Ive been thinking about this thread for awhile. So many movies have a temporary impact on me but thats usually just an entertainment effect. One that I remember actually changed my perception on life would be "Ordinary People". I came from a very outspoken Mom and understated Dad and always wondered how those two personalities ended up gel-ling.
Plot synopsis
The film opens to a montage of shots depicting Chicago's North Shore to the tune of Pachelbel's Canon, which serves throughout as the film's main theme. The Jarretts, an affluent family, try to return to normal life after the attempted suicide of their youngest teenage son, Conrad, who has recently come home following a four-month stay in a psychiatric hospital. Alienated from his friends and family, Conrad, having left the hospital, chooses to continue seeing psychiatrist, Dr. Berger, who learns that the boy had been involved in a sailing accident that killed his older brother, Buck. Buck, a superior athlete and student to Conrad, clearly came first in everyone's estimation (including Conrad's). Calvin Jarrett, the father, awkwardly struggles to connect with his surviving son, who is tormented by clinical depression, survivor guilt, and post-traumatic stress disorder. His wife Beth, who clearly loved Buck more, has shut off her emotions and has become obsessed with maintaining the appearance of perfection and normality.
As Conrad successfully works with Dr. Berger and learns to allow himself to have feelings, he starts dating Jeannine, a kind and nonjudgmental girl from his school choir, and begins to regain a sense of optimism. However, the suicide of a friend from the hospital, Karen, threatens to send him spiraling back into depression.
Finally, Conrad is able to stop blaming himself for Buck's death, and the boy realizes his mother's frailties as Dr. Berger advises him to accept her as she is. Calvin, aided by a session with Dr. Berger himself, finally begins to recognize the degree to which Beth has emotionally isolated herself, not just from Conrad, but also from Calvin himself. Calvin confronts Beth about his new feelings, telling her that he questions his love for her, and inquires whether she is capable of truly loving anyone. As Beth packs to leave, her facade is momentarily shattered by a sob, but she struggles to restore the mask.
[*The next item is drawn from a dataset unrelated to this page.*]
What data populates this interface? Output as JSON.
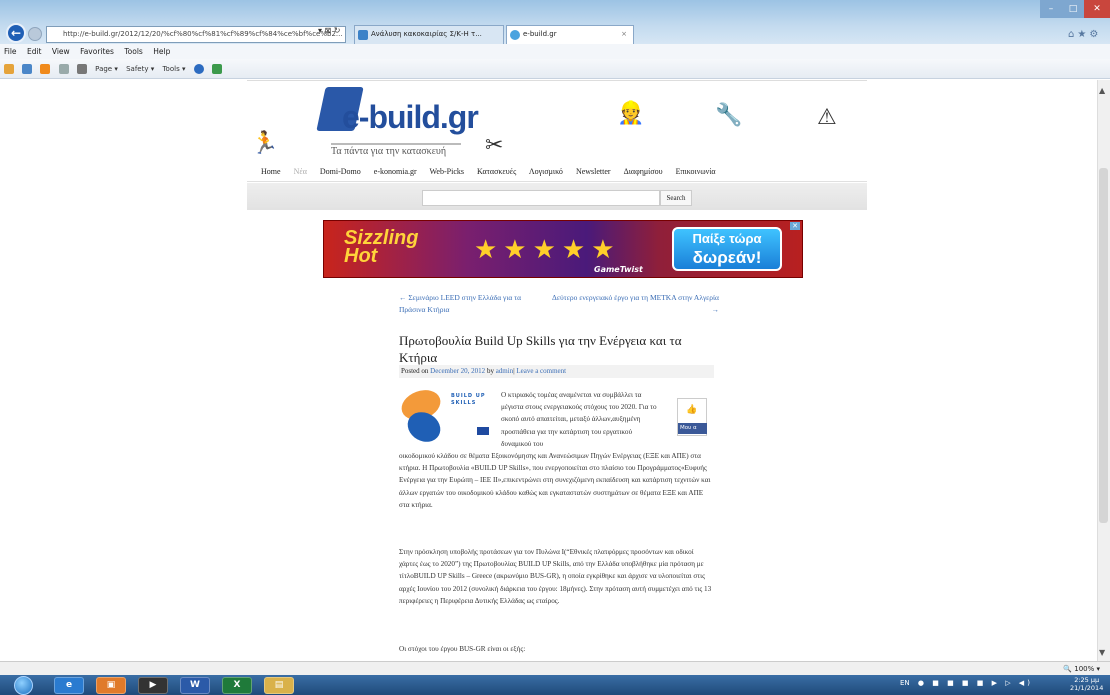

The next morning Calvin informs Conrad that Beth has left and Conrad's first reaction is to blame himself. Calvin at first angrily rebukes Conrad for taking that attitude, but then regrets losing his temper. They talk as each man continues to work through his regrets about their past relationship. But now, with each man having achieved some level of revelation and resolution with regard to Beth's feelings toward them, father and son are finally able to truly connect with another, and they embrace as the film ends.
The lesson that stuck with me is that if I have pain I would rather suffer openly than privately.